New year, new market: Turning the calendar over can make a world of difference.
This broad-based rally comes in stark contrast to last year, when only 10 asset classes registered gains. Cocoa futures, wheat, natural gas, palladium and the U.S. dollar were among those assets. Meanwhile, the S&P 500 dropped 6.2 percent in 2018 while crude and lumber both fell more than 20 percent.
“January was the snap back from a deeply oversold December,” said Nicholas Colas, co-founder of DataTrek Research, in a note to clients. “The worse an asset class performed last month/last year, the better it did this month. By and large ‘the last shall be first’ was January’s tagline.”
However, a rip-roaring rally this early in the year is not giving Colas much solace that 2019 will be a better year than 2018.
In his note Thursday, Colas points to when he was a trader at SAC Capital Advisors, a hedge fund that was run by Steven Cohen. Back then, every trader could see how the other traders at the hedge fund were performing in real time.
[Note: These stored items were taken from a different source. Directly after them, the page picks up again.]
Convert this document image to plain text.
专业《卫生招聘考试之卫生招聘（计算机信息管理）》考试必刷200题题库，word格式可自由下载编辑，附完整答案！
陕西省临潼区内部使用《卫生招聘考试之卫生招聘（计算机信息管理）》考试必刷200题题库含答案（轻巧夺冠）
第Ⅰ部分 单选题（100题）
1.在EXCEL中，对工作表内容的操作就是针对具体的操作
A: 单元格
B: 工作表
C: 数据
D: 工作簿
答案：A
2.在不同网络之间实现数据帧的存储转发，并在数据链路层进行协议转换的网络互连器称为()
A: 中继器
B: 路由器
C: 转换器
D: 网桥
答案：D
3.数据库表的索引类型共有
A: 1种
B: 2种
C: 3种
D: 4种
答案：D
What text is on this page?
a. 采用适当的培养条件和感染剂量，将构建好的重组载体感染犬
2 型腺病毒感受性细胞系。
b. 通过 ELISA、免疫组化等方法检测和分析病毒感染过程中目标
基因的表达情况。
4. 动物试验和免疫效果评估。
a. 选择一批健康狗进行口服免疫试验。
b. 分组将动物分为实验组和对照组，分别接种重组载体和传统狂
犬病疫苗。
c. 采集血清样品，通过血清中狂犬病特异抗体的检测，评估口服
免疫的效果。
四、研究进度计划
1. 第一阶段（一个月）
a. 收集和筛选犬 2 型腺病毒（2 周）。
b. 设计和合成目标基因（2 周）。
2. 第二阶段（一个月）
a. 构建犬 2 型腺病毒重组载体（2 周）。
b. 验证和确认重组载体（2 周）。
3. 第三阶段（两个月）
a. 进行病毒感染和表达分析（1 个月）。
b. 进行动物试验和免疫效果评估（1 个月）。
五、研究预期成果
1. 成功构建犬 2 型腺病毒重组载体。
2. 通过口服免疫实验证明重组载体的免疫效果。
“Once in a while, the entire organization would sync up, with every trader showing a healthy gain for the day,” Colas said. “This usually happened shortly after the open, at which point someone would invariably yell, ‘Close the market!'”
“As I look at the YTD performance for global capital markets, I can’t help but think many investors wish they could close out the year right now rather than face the next 11 months. It doesn’t work that way, of course,” Colas adds.
Investors will have to face a number of hurdles over the next 11 months, including slowing economic growth, declining year-over-year earnings growth and lingering uncertainty around U.S.-China trade relations.
The good news for investors is the S&P 500 usually ends the year higher when January is a positive month. Since 1950, the S&P 500 has posted an annual gain 87 percent of the time when January is a positive month, according to The Stock Trader’s Almanac.